The genetic makings of South Asia – IVC as Proto-Dravidian


Review (behind paywall) The genetic makings of South Asia, by Metspalu, Monda, and Chaubey, Current Opinion in Genetics & Development (2018) 53:128-133.

Interesting excerpts (emphasis mine):

(…) the spread of agriculture in Europe was a result of the demic diffusion of early Anatolian farmers, it was discovered that the spread of agriculture to South Asia was mediated by a genetically completely different farmer population in the Zagros mountains in contemporary Iran (IF). The ANI-ASI cline itself was interpreted as a mixture of three components genetically related to Iranian agriculturalists, Onge and Early and Middle Bronze Age Steppe populations (Steppe_EMBA).

The first ever autosomal aDNA from South Asia comes from Northern Pakistan (Swat Valley, early Iron Age). This study presented altogether 362 aDNA samples from the broad South and Central Asia and contributes substantially to our understanding of the evolutionary past of South and Central Asia. The study redefines the three genetic strata that form the basis of the Indian Cline. The Indus Periphery (IP) component is composed of (varying proportions of): first, IF, second, Ancient Ancestral South Asians (AASI), which represents an ancient branch of human genetic variation in Asia arising from a population split contemporaneous with the splits of East Asian, Onge and Australian Aboriginal ancestors and third, West_Siberian Hunter gatherers (WS_HG).

The authors argue that IP could have formed the genetic base of the Indus Valley Civilization (IVC). Upon the collapse of the IVC IP contributes to the formation of both ASI and ANI. ASI is formed as IP admixes further with AASI. ANI in turn forms when IP admixes with the incoming Middle and Late Bronze Age Steppe (Steppe_MLBA) component, (rather than the Steppe_EMBA groups suggested earlier)
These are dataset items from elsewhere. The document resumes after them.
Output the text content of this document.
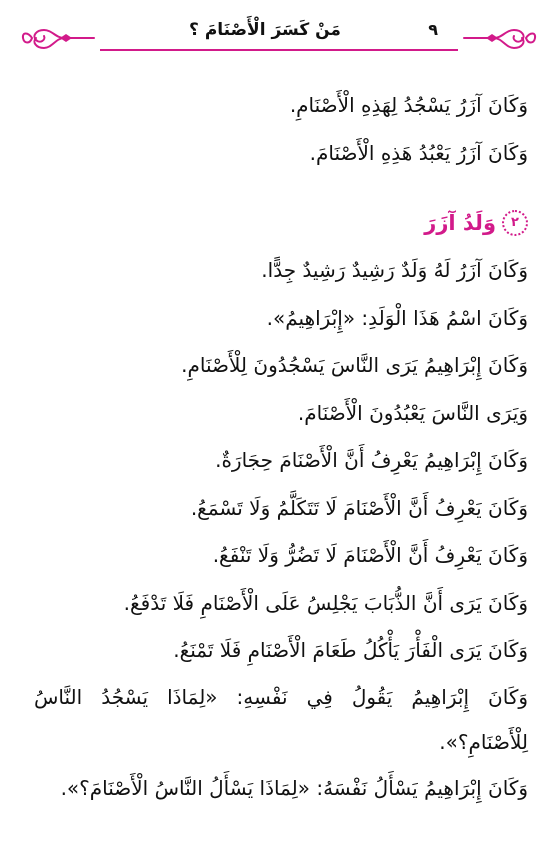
٩
مَنْ كَسَرَ الْأَصْنَامَ ؟

وَكَانَ آزَرُ يَسْجُدُ لِهَذِهِ الْأَصْنَامِ.

وَكَانَ آزَرُ يَعْبُدُ هَذِهِ الْأَصْنَامَ.

٢
وَلَدُ آزَرَ

وَكَانَ آزَرُ لَهُ وَلَدٌ رَشِيدٌ رَشِيدٌ جِدًّا.

وَكَانَ اسْمُ هَذَا الْوَلَدِ: «إِبْرَاهِيمُ».

وَكَانَ إِبْرَاهِيمُ يَرَى النَّاسَ يَسْجُدُونَ لِلْأَصْنَامِ.

وَيَرَى النَّاسَ يَعْبُدُونَ الْأَصْنَامَ.

وَكَانَ إِبْرَاهِيمُ يَعْرِفُ أَنَّ الْأَصْنَامَ حِجَارَةٌ.

وَكَانَ يَعْرِفُ أَنَّ الْأَصْنَامَ لَا تَتَكَلَّمُ وَلَا تَسْمَعُ.

وَكَانَ يَعْرِفُ أَنَّ الْأَصْنَامَ لَا تَضُرُّ وَلَا تَنْفَعُ.

وَكَانَ يَرَى أَنَّ الذُّبَابَ يَجْلِسُ عَلَى الْأَصْنَامِ فَلَا تَدْفَعُ.

وَكَانَ يَرَى الْفَأْرَ يَأْكُلُ طَعَامَ الْأَصْنَامِ فَلَا تَمْنَعُ.

وَكَانَ إِبْرَاهِيمُ يَقُولُ فِي نَفْسِهِ: «لِمَاذَا يَسْجُدُ النَّاسُ لِلْأَصْنَامِ؟».

وَكَانَ إِبْرَاهِيمُ يَسْأَلُ نَفْسَهُ: «لِمَاذَا يَسْأَلُ النَّاسُ الْأَصْنَامَ؟».
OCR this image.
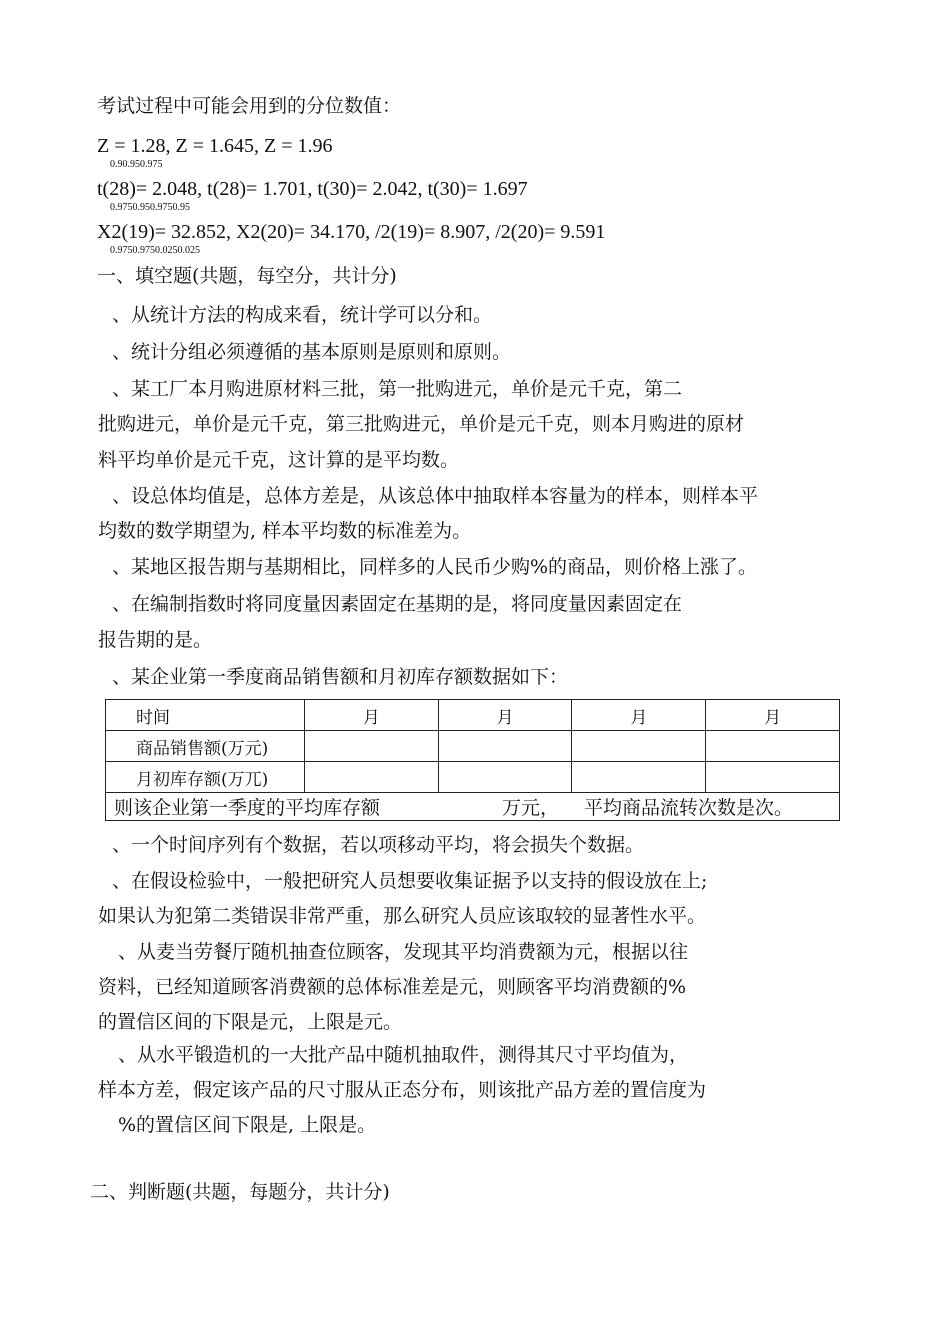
考试过程中可能会用到的分位数值：
Z = 1.28, Z = 1.645, Z = 1.96
0.90.950.975
t(28)= 2.048, t(28)= 1.701, t(30)= 2.042, t(30)= 1.697
0.9750.950.9750.95
X2(19)= 32.852, X2(20)= 34.170, /2(19)= 8.907, /2(20)= 9.591
0.9750.9750.0250.025
一、填空题(共题，每空分，共计分)
、从统计方法的构成来看，统计学可以分和。
、统计分组必须遵循的基本原则是原则和原则。
、某工厂本月购进原材料三批，第一批购进元，单价是元千克，第二
批购进元，单价是元千克，第三批购进元，单价是元千克，则本月购进的原材
料平均单价是元千克，这计算的是平均数。
、设总体均值是，总体方差是，从该总体中抽取样本容量为的样本，则样本平
均数的数学期望为, 样本平均数的标准差为。
、某地区报告期与基期相比，同样多的人民币少购%的商品，则价格上涨了。
、在编制指数时将同度量因素固定在基期的是，将同度量因素固定在
报告期的是。
、某企业第一季度商品销售额和月初库存额数据如下：
时间	月	月	月	月
商品销售额(万元)				
月初库存额(万兀)				

则该企业第一季度的平均库存额 万元， 平均商品流转次数是次。				
、一个时间序列有个数据，若以项移动平均，将会损失个数据。
、在假设检验中，一般把研究人员想要收集证据予以支持的假设放在上;
如果认为犯第二类错误非常严重，那么研究人员应该取较的显著性水平。
、从麦当劳餐厅随机抽查位顾客，发现其平均消费额为元，根据以往
资料，已经知道顾客消费额的总体标准差是元，则顾客平均消费额的%
的置信区间的下限是元，上限是元。
、从水平锻造机的一大批产品中随机抽取件，测得其尺寸平均值为，
样本方差，假定该产品的尺寸服从正态分布，则该批产品方差的置信度为
%的置信区间下限是, 上限是。
二、判断题(共题，每题分，共计分)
A sketch of the peopling history of South Asia. Depicting the full complexity of available reconstructions is not attempted. Placing of population labels does not indicate precise geographic location or range of the population in question. Rather we aim to highlight the essentials of the recent advancements in the field. We divide the scenario into three time horizons: Panels (a) before 10 000 BCE (pre agriculture era.); (b) 10 000 BCE to 3000 BCE (agriculture era) and (c) 3000 BCE to prehistoric era/modern era. (iron age).

Dating of the arrival of the Austro-Asiatic speakers in South Asia-based on Y chromosome haplogroup O2a1-M95 expansion estimates yielded dates between 3000 and 2000 BCE [30]. However, admixture LD decay-based approach on genome-wide data suggests the admixture between South Asian and incoming Austro-Asiatic speakers occurred slightly later between 1800 and 0 BCE (Tätte et al. submitted). It is interesting that while the mtDNA variants of the Mundas are completely South Asian, the Y chromosome variation is dominated at >60% by haplogroup O2a which is phylogeographically nested in East Asian-specific paternal lineages.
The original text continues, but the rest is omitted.